Ghosts [revenants] & changelings: It is not wonderful when one remembers this nearness of the dead to the living, that the country people should sometimes go on half-hoping for years, that their dead might walk in the door, as ruddy and warm as ever, but I think only half-living. (Quoted in Robert Welch, ed., W. B. Yeats: Writings on Irish Folklore, Penguin 1993, p.172; cited in Terence Brown, A Life of W. B. Yeats, 1999, p.20.)
More ghosts: This substitution of the dead for the living is indeed a pagan mystery, and not more hard to understand than the substitution of the body and blood of Christ for the wafer and the wine in the mass; and I have not yet lost the belief that some day, in some village lost among the hills or in some island among the western seas, in some place that remembers the old ways and has not learned the new ways, I will come to understand how this pagan mystery hides and reveals some half-forgotten memory of an ancient knowledge or of an ancient wisdom. (Welch, op. cit., p.317; quoted in Brown, op. cit., p.21.)
Oral literature: Irish poetry and Irish stories were made to be spoken or sung, while English literature, along of great literatures, because the newest of them all, has all but completely shaped itself in the printing press. In Ireland to-day the old world that sang and listened is, it may be for the last time in Europe, face to face with the world that reads and writes, and their antagonisms is always present under some name or other in Irish imagination or intellect. (Literature and the Living Voice; quoted in Denis Donoghue, Another Complex Fate, in We Irish: Essays on Irish Literature and Society, California UP 1986, p.142.)
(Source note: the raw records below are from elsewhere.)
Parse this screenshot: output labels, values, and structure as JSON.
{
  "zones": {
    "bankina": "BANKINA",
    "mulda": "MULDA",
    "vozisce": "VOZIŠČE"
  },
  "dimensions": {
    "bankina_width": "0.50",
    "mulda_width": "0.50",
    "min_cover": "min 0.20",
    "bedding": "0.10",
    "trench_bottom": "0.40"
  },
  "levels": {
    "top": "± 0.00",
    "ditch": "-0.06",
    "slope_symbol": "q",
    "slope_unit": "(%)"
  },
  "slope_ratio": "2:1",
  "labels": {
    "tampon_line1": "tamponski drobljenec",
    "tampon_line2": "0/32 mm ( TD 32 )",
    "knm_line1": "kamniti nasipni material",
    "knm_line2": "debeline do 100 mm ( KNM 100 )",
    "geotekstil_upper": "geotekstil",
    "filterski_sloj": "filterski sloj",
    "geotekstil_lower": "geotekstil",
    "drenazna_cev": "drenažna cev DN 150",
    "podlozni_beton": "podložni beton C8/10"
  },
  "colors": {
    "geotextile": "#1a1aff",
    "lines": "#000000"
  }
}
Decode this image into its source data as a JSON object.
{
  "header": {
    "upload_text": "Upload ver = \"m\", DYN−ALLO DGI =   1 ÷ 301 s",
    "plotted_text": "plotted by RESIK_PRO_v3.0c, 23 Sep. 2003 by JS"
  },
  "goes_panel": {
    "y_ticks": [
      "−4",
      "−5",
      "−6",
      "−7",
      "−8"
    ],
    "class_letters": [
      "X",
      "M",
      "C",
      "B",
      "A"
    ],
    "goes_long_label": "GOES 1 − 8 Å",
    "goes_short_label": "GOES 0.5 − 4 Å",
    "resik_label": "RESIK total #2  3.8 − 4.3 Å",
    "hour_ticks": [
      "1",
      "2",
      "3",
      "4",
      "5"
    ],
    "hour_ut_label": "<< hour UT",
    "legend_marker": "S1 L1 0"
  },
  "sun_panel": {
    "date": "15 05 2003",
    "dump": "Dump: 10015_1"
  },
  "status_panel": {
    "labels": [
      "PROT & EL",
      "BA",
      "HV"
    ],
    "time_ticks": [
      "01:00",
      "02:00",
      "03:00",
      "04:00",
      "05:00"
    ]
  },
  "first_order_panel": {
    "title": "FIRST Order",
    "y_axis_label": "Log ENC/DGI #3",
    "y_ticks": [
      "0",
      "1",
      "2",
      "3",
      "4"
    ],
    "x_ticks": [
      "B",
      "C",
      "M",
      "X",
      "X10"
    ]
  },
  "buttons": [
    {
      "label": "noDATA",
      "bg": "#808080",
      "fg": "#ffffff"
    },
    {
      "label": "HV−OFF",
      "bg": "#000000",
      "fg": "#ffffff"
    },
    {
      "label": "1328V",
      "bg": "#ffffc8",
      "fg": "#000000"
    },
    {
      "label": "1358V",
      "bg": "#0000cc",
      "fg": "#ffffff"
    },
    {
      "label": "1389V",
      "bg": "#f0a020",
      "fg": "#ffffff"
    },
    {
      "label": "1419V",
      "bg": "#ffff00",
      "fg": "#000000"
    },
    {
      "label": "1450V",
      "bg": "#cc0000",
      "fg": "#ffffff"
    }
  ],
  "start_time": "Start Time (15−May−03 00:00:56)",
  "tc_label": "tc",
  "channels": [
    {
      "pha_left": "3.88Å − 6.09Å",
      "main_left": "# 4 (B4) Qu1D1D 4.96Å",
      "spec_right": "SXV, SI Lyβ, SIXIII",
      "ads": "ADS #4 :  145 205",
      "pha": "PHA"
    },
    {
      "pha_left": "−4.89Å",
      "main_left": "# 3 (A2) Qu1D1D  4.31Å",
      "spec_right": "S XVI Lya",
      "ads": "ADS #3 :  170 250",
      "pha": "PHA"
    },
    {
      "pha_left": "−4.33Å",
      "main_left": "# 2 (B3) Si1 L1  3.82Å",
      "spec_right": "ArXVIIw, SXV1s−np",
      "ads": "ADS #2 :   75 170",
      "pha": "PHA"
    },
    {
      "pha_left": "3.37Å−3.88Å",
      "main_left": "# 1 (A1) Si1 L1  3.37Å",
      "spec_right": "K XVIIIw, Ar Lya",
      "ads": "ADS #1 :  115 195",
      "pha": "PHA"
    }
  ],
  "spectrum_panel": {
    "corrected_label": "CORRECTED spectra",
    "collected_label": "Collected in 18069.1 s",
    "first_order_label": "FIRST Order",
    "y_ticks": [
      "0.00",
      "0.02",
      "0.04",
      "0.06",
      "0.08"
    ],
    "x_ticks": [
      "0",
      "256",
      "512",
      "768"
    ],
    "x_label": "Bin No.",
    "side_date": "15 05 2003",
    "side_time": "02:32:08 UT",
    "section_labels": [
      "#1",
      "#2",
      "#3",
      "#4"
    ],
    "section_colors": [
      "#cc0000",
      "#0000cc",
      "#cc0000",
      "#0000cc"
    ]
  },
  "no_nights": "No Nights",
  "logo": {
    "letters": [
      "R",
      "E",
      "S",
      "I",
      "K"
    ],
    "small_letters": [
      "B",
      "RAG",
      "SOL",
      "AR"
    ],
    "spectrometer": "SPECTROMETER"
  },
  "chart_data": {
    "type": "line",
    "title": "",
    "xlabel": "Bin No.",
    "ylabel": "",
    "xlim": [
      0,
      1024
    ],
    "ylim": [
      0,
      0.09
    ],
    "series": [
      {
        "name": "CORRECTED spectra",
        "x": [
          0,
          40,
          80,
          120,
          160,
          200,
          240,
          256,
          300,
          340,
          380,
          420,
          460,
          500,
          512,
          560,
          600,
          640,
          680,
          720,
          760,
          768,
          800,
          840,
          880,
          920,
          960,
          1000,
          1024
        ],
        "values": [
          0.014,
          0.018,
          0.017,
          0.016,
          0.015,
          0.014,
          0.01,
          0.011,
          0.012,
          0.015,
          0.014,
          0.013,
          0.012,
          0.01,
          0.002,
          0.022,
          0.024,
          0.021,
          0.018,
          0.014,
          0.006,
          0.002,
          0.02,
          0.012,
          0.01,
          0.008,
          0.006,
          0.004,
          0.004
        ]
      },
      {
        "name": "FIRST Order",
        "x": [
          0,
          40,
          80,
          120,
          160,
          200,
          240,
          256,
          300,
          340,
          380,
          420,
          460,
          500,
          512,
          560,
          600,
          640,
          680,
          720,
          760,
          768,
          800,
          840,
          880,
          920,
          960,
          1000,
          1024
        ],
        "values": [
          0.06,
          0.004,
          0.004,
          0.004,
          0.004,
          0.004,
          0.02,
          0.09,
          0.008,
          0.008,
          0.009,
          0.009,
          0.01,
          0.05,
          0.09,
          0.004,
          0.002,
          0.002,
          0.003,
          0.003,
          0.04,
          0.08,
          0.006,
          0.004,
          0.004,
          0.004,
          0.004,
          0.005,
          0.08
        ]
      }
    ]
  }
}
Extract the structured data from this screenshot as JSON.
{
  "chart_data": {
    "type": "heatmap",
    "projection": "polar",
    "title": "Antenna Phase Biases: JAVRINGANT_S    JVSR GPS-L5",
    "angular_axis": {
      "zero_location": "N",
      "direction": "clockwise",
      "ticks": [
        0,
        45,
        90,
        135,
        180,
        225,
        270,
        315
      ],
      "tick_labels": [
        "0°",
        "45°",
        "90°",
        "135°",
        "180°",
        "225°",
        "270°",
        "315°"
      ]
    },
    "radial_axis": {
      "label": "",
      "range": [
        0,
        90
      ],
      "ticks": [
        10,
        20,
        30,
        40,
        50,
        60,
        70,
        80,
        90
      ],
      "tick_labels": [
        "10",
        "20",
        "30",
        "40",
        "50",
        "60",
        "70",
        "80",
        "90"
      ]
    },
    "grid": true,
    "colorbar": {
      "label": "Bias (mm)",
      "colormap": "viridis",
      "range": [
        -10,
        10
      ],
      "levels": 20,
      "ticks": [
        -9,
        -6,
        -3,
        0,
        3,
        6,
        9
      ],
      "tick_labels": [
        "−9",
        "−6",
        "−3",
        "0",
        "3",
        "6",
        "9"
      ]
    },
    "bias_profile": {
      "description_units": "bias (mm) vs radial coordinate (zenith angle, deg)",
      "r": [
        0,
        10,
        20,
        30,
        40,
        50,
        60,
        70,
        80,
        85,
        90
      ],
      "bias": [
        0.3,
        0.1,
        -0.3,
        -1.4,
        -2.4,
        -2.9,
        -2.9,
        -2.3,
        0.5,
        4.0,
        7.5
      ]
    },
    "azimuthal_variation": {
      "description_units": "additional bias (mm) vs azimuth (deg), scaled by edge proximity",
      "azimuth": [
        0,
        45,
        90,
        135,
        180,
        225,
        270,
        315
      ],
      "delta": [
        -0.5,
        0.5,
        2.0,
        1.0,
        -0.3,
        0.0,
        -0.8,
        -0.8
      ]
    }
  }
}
Ireland today: In Ireland to-day the old world that sang and listened is, it may be for the last time in Europe, face to face with the world that reads and writes, and their antagonisms is always present under some name or other in Irish imagination or intellect. (Literature and the Living Voice; quoted in Denis Donoghue, Another Complex Fate, in We Irish: Essays on Irish Literature and Society, California UP 1986, p.142.)
Note: Yeats viewed the Irish as a scattered race of twenty million held together by songs. (13 Aug. 1937, Letters to Dorothy Wellesley, p.157; quoted in Brenda Maddox, Yeatss Ghosts: The Secret Life of W. B. Yeats, NY: HarperCollins 1999, p.343.)